If you are currently paying $60 a year for the unlimited tier of Amazon Drive, the days of enjoying an overabundance of storage space are numbered. Amazon announced that it is killing off that tier effective today, June 8th.
As of today, you can no longer sign up for the unlimited tier and that same $60 a year price will now only offer 1TB of storage space. Amazon says that it will now allow customers to purchase up to an additional 30TB of storage at $60 per TB. For those that were using well over 1TB of storage when their unlimited plans, this pricing change will likely be a bitter pill to swallow.
If you currently have an unlimited plan, you will be able to keep that store tier until your plan is up for renewal. At that time, you will be renewed at the same $60 price, but with only 1TB of storage. Once your unlimited service eventually expires, your files won’t be immediately culled to meet the 1TB threshold — instead, you will be given 180 days to either download or delete your “excess” data. After that point, Amazon will take it upon itself to delete your data.

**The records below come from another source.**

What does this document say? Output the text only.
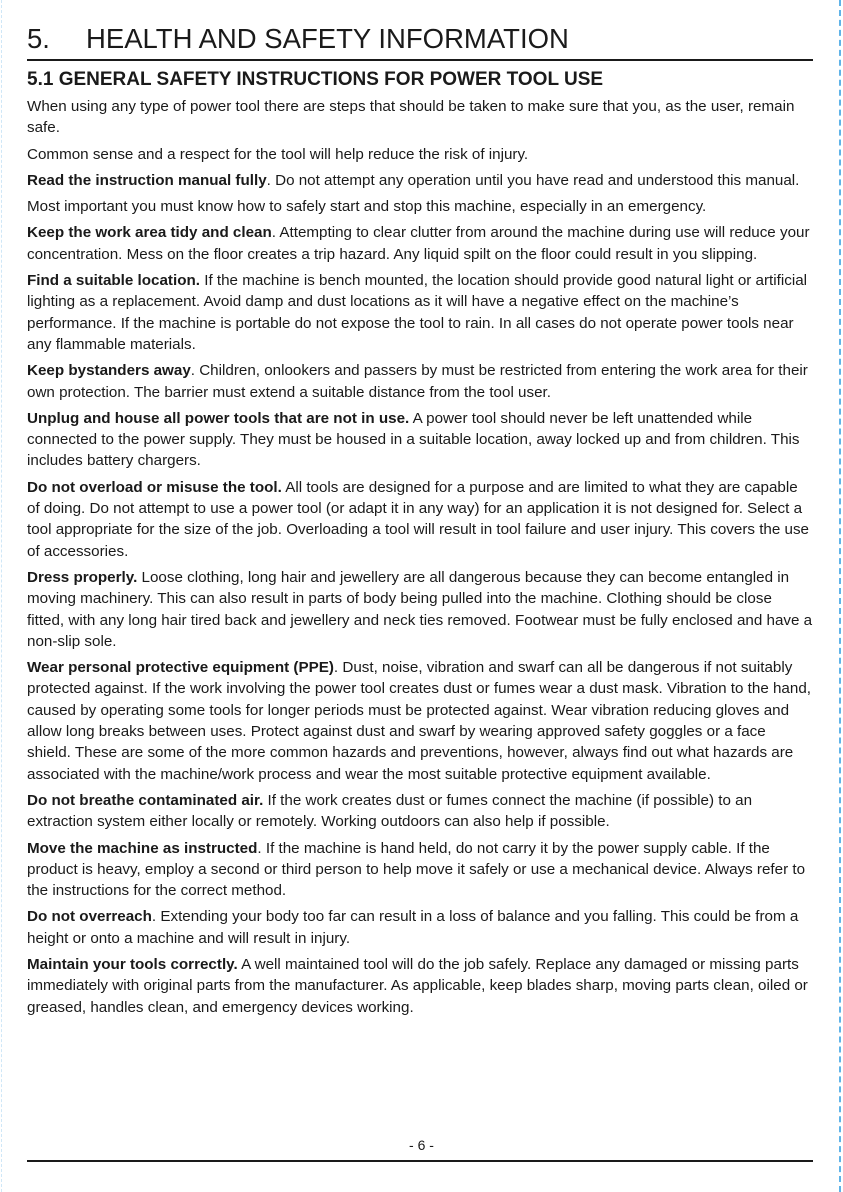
5.	HEALTH AND SAFETY INFORMATION
5.1 GENERAL SAFETY INSTRUCTIONS FOR POWER TOOL USE

When using any type of power tool there are steps that should be taken to make sure that you, as the user, remain safe.

Common sense and a respect for the tool will help reduce the risk of injury.

Read the instruction manual fully. Do not attempt any operation until you have read and understood this manual.

Most important you must know how to safely start and stop this machine, especially in an emergency.

Keep the work area tidy and clean. Attempting to clear clutter from around the machine during use will reduce your concentration. Mess on the floor creates a trip hazard. Any liquid spilt on the floor could result in you slipping.

Find a suitable location. If the machine is bench mounted, the location should provide good natural light or artificial lighting as a replacement. Avoid damp and dust locations as it will have a negative effect on the machine’s performance. If the machine is portable do not expose the tool to rain. In all cases do not operate power tools near any flammable materials.

Keep bystanders away. Children, onlookers and passers by must be restricted from entering the work area for their own protection. The barrier must extend a suitable distance from the tool user.

Unplug and house all power tools that are not in use. A power tool should never be left unattended while connected to the power supply. They must be housed in a suitable location, away locked up and from children. This includes battery chargers.

Do not overload or misuse the tool. All tools are designed for a purpose and are limited to what they are capable of doing. Do not attempt to use a power tool (or adapt it in any way) for an application it is not designed for. Select a tool appropriate for the size of the job. Overloading a tool will result in tool failure and user injury. This covers the use of accessories.

Dress properly. Loose clothing, long hair and jewellery are all dangerous because they can become entangled in moving machinery. This can also result in parts of body being pulled into the machine. Clothing should be close fitted, with any long hair tired back and jewellery and neck ties removed. Footwear must be fully enclosed and have a non-slip sole.

Wear personal protective equipment (PPE). Dust, noise, vibration and swarf can all be dangerous if not suitably protected against. If the work involving the power tool creates dust or fumes wear a dust mask. Vibration to the hand, caused by operating some tools for longer periods must be protected against. Wear vibration reducing gloves and allow long breaks between uses. Protect against dust and swarf by wearing approved safety goggles or a face shield. These are some of the more common hazards and preventions, however, always find out what hazards are associated with the machine/work process and wear the most suitable protective equipment available.

Do not breathe contaminated air. If the work creates dust or fumes connect the machine (if possible) to an extraction system either locally or remotely. Working outdoors can also help if possible.

Move the machine as instructed. If the machine is hand held, do not carry it by the power supply cable. If the product is heavy, employ a second or third person to help move it safely or use a mechanical device. Always refer to the instructions for the correct method.

Do not overreach. Extending your body too far can result in a loss of balance and you falling. This could be from a height or onto a machine and will result in injury.

Maintain your tools correctly. A well maintained tool will do the job safely. Replace any damaged or missing parts immediately with original parts from the manufacturer. As applicable, keep blades sharp, moving parts clean, oiled or greased, handles clean, and emergency devices working.

- 6 -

We should mention that despite the removal of the unlimited Amazon Drive storage tier, Amazon Prime customers still have access to unlimited photo storage. In addition, all customers that sign up for Amazon Drive will receive 5GB of storage for free.
Amazon’s decision to kill off the unlimited store tier is disappointing, but mirrors a similar move by Microsoft in late 2015. Microsoft used to offer unlimited OneDrive cloud storage for Office 365 subscribers, but dropped it down to 1TB in November 2015. At the time, Microsoft blamed the service reduction on data hogs who were abusing the service.
“A small number of users backed up numerous PCs and stored entire movie collections and DVR recordings,” said the OneDrive team in November 2015. “In some instances, this exceeded 75 TB per user or 14,000 times the average. Instead of focusing on extreme backup scenarios, we want to remain focused on delivering high-value productivity and collaboration experiences that benefit the majority of OneDrive users.”